Palembang, JITOE.com – Pengungkapan dua kasus penyalahgunaan pupuk bersubsidi oleh Direktorat Reserse Kriminal Khusus Polda Sumsel menyingkap praktik distribusi ilegal yang berlangsung lintas daerah hingga antarprovinsi. Dari operasi tersebut, polisi menetapkan delapan orang tersangka dan mengamankan barang bukti pupuk bersubsidi dengan total berat belasan ton.
Salah satu kasus menonjol adalah pengiriman pupuk subsidi lintas wilayah yang terungkap di Kota Palembang. Seorang pria berinisial H (36) diamankan polisi saat mengendarai kendaraan bermuatan pupuk di Jalan Mayjen Ryacudu pada Selasa (27/01/2026) dini hari.
Dari pemeriksaan di lokasi, petugas menemukan 180 karung pupuk subsidi jenis Phonska atau sekitar 9 ton. Selain itu, satu unit kendaraan pengangkut, STNK, dan satu unit telepon genggam turut diamankan sebagai barang bukti.
Hasil penyelidikan awal menunjukkan pupuk tersebut berasal dari wilayah Lampung dan direncanakan dikirim ke Jambi. Polisi menduga pengiriman itu merupakan bagian dari jaringan distribusi ilegal yang telah berjalan lebih dari satu kali dan melibatkan lebih dari satu pihak.
Sementara itu, pengungkapan lain dilakukan di Desa Batin Mulya, Kecamatan Pedamaran Timur, Kabupaten Ogan Ilir. Dalam operasi yang digelar pada Senin (19/01/2026) siang, petugas mengamankan tujuh orang tersangka yang diduga terlibat dalam penjualan pupuk subsidi di luar ketentuan.
Ketujuh tersangka masing-masing berinisial T.I.N (28), SR (31), AH (38), JI (58), H (58), AS (38), dan AA (58). Dari lokasi tersebut, polisi menyita 60 karung pupuk subsidi jenis Phonska atau sekitar 3 ton, 40 karung pupuk subsidi jenis Urea atau sekitar 2 ton, satu unit kendaraan roda empat, STNK, BPKB, rekening koran, serta tujuh unit telepon seluler.

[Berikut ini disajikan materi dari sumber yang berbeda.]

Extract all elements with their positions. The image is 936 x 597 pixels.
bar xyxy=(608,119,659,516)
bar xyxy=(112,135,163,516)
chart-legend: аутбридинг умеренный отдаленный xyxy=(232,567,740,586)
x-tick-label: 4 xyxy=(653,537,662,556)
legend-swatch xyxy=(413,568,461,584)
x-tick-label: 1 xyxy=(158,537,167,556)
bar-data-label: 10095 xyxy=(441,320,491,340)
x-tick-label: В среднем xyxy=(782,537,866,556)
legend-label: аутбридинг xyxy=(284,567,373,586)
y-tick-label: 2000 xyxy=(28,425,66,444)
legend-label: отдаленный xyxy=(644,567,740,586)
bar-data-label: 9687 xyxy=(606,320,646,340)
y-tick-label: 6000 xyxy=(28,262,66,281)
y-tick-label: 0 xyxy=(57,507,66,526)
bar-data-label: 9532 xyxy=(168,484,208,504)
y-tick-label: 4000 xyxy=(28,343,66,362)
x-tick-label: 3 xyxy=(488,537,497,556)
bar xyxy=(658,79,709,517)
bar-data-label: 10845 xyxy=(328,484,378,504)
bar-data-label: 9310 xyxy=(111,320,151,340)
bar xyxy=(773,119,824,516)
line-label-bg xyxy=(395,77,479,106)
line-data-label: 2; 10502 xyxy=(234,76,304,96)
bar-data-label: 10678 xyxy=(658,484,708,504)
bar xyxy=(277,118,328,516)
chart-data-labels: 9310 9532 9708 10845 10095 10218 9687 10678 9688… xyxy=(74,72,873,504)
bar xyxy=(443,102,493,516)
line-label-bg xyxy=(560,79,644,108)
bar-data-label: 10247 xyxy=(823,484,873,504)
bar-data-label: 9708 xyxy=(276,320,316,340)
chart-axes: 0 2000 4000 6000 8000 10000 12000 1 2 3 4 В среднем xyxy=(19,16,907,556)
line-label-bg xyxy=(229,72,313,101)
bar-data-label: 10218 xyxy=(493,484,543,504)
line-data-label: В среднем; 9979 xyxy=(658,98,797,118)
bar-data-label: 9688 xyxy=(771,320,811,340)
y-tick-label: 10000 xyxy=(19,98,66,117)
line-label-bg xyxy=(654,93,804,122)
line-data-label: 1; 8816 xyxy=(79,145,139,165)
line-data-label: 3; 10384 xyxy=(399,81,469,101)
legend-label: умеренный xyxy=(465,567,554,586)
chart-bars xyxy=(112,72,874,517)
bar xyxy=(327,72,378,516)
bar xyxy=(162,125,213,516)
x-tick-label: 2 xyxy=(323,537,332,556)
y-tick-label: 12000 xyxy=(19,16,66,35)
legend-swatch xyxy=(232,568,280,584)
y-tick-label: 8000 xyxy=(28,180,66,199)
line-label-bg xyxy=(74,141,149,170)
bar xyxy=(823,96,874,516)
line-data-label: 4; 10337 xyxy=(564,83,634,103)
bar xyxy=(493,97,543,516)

Direktur Reserse Kriminal Khusus Polda Sumsel Kombes Pol Doni Satrya Sembiring menjelaskan pupuk bersubsidi tersebut dijual dengan harga jauh di atas ketentuan yang berlaku.
“Pupuk yang seharusnya dijual sekitar Rp90 ribu per karung justru dipasarkan dengan harga lebih dari Rp200 ribu,” kata Kombes Doni saat konferensi pers di Mapolda Sumsel, Kamis (29/01/2026).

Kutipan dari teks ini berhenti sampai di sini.